Sport gaat over verlangen

Door Feike Tibben | 17 januari 2021

Feike Tibben is bestuurslid van de Koninklijke Nederlandsche Roeibond, met als portefeuille sportontwikkeling. Lees alle bijdragen van Feike hier.


Van een aantal lezers kreeg ik reactie dat mijn stukje van vorige week een tikkie of twee te positief zou zijn. Ik riep toen verenigingen op om als we zometeen als sportclubs weer langzaam open gaan, zich niet alleen te richten op eigen leden, maar gelijk de deuren op te te zetten voor nieuwe sporters, mensen die weer willen gaan bewegen, die de ruimte op het water zoeken.
De essentie van de reacties was ongeveer: 

‘We hebben als verenigingen wel wat anders aan ons hoofd’
‘We zijn al blij als onze leden weer wat sport kunnen bieden.’
‘Ik hoop dat we ons ledenaantal weten vast te houden.’

Natuurlijk was achteraf gezien de timing van het artikel wat ongelukkig, zo net vóór de aankondiging van verlenging van maatregelen, en midden in een golf van de nieuwe virusmutanten die de opluchting van het vaccineren lijkt uit te doven.

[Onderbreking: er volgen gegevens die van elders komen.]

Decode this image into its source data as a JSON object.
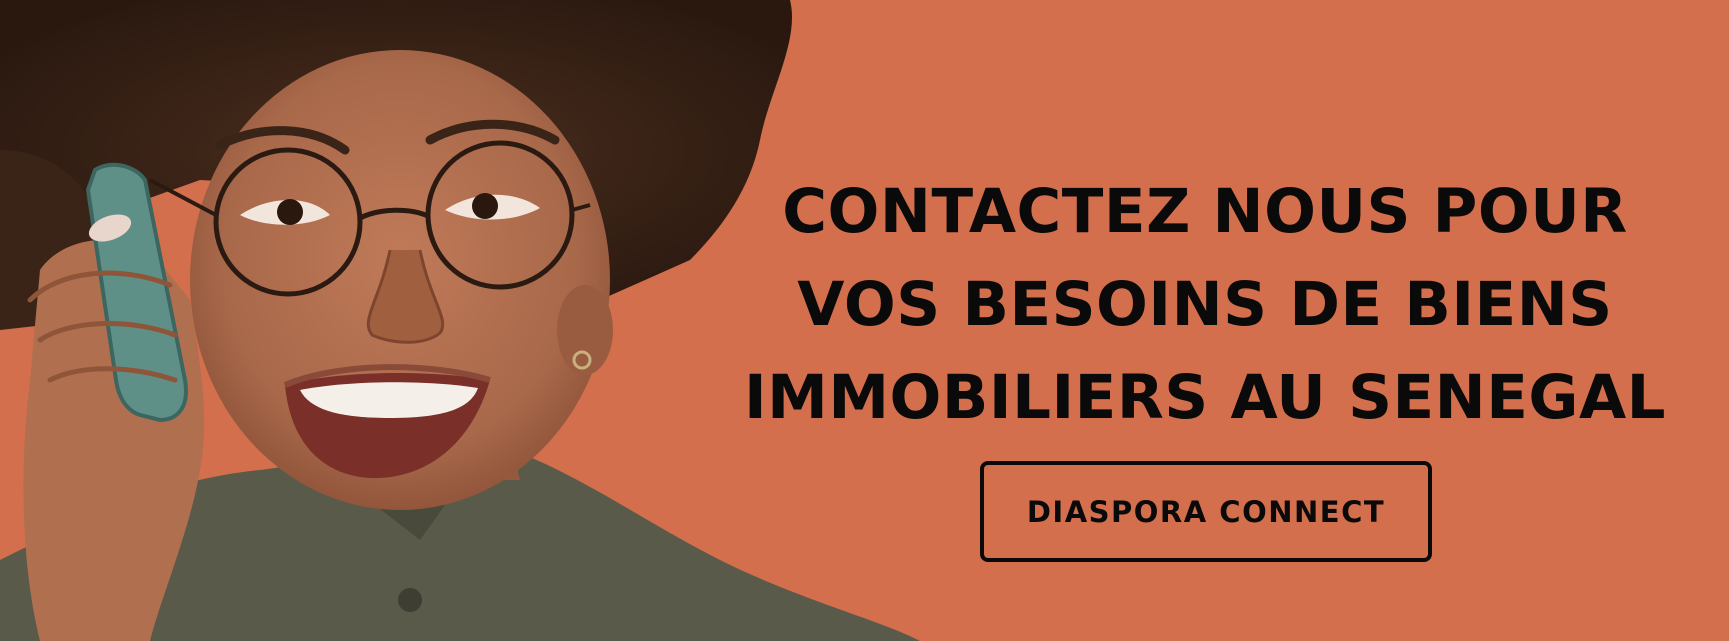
{
  "colors": {
    "background": "#d46f4d",
    "text": "#0a0a0a",
    "hair": "#3a2418",
    "skin": "#a8684a",
    "shirt": "#5a5a4a",
    "phone": "#5f9088"
  },
  "headline": {
    "lines": [
      "CONTACTEZ NOUS POUR",
      "VOS BESOINS DE BIENS",
      "IMMOBILIERS AU SENEGAL"
    ]
  },
  "cta": {
    "label": "DIASPORA CONNECT"
  },
  "photo": {
    "icon": "woman-on-phone-photo"
  }
}
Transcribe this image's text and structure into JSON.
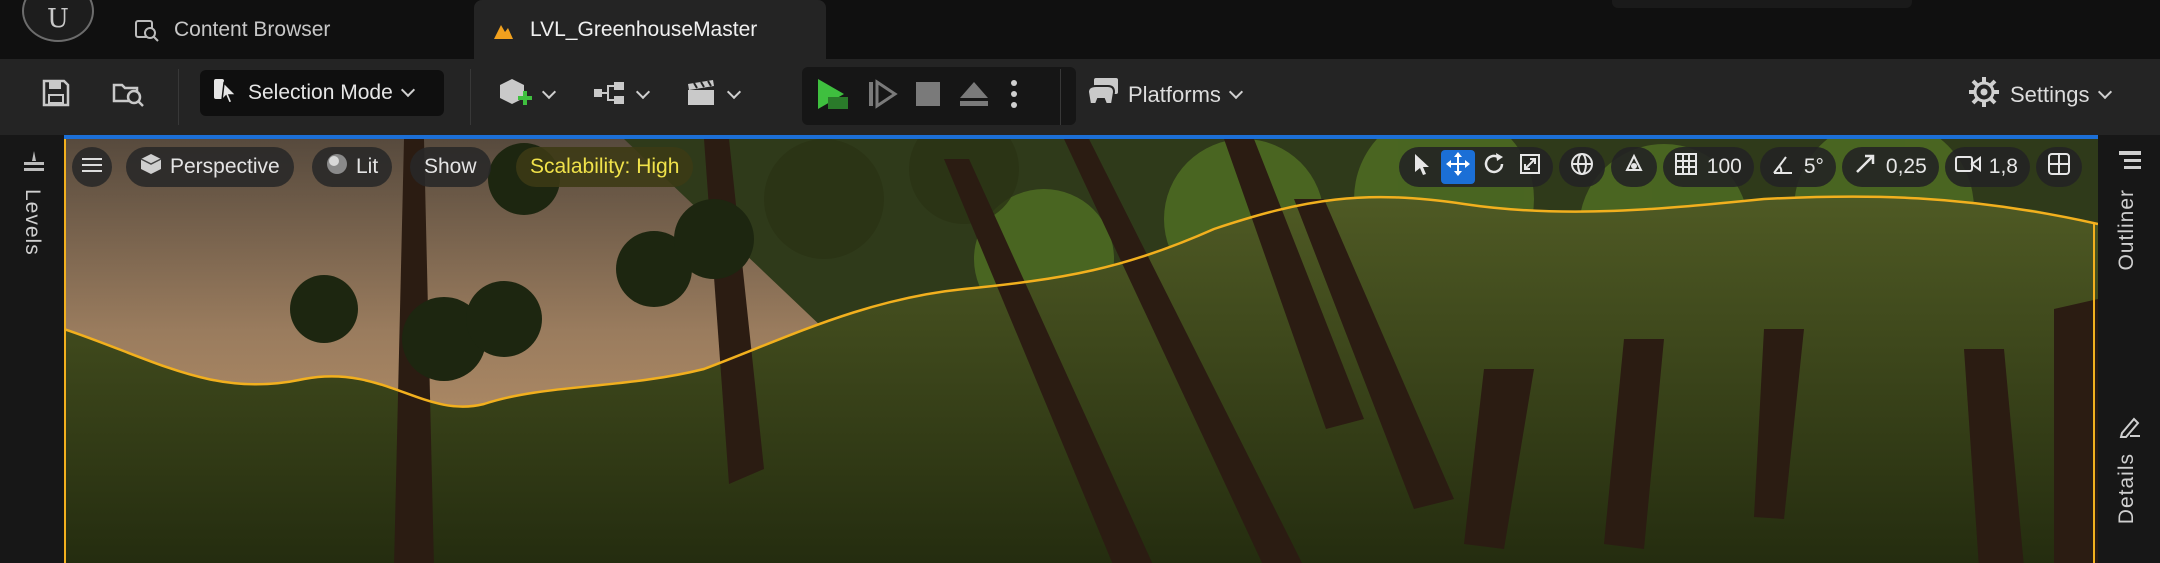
{
  "title_bar": {
    "tabs": [
      {
        "label": "Content Browser",
        "icon": "content-browser-icon"
      },
      {
        "label": "LVL_GreenhouseMaster",
        "icon": "level-icon"
      }
    ]
  },
  "toolbar": {
    "selection_mode": "Selection Mode",
    "platforms": "Platforms",
    "settings": "Settings"
  },
  "left_panel": {
    "levels_label": "Levels"
  },
  "right_panel": {
    "outliner_label": "Outliner",
    "details_label": "Details"
  },
  "viewport": {
    "perspective": "Perspective",
    "lit": "Lit",
    "show": "Show",
    "scalability": "Scalability: High",
    "grid_snap": "100",
    "rotation_snap": "5°",
    "scale_snap": "0,25",
    "camera_speed": "1,8"
  },
  "colors": {
    "accent": "#1b6fd6",
    "play": "#3fbf3f",
    "scalability_text": "#f0e24a",
    "selection_outline": "#f2b01e"
  }
}
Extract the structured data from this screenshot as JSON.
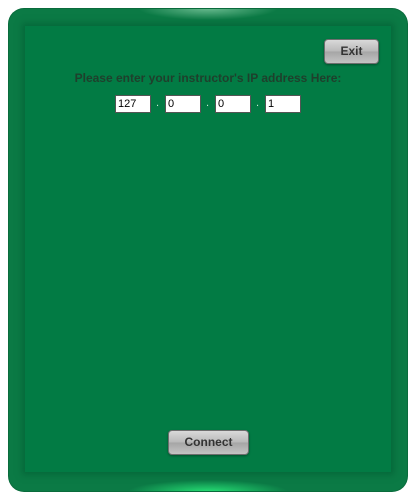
{
  "dialog": {
    "exit_label": "Exit",
    "prompt": "Please enter your instructor's IP address Here:",
    "ip_octets": [
      "127",
      "0",
      "0",
      "1"
    ],
    "separator": ".",
    "connect_label": "Connect"
  },
  "colors": {
    "background": "#027b44",
    "frame": "#0b7a45",
    "button": "#b8b8b8",
    "prompt_text": "#1f3f2c"
  }
}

Maar toch…
Wellicht zullen er leden zijn die opstappen. Dat gebeurt elk jaar en misschien dit jaar nét wat vaker.
Maar aan de andere kant zullen er veel meer mensen zijn die op zoek gaan naar een nieuwe sport, die openstaan voor nieuwe ervaringen, die een sport zoeken die veilig is, die ruimte biedt. Echt waar. Misschien is het nu nog ver weg, maar het gaat gebeuren. Over enkele maanden al.
Juist wij als roeisport kunnen hen nieuwe uitdagingen en nieuwe ruimte bieden.  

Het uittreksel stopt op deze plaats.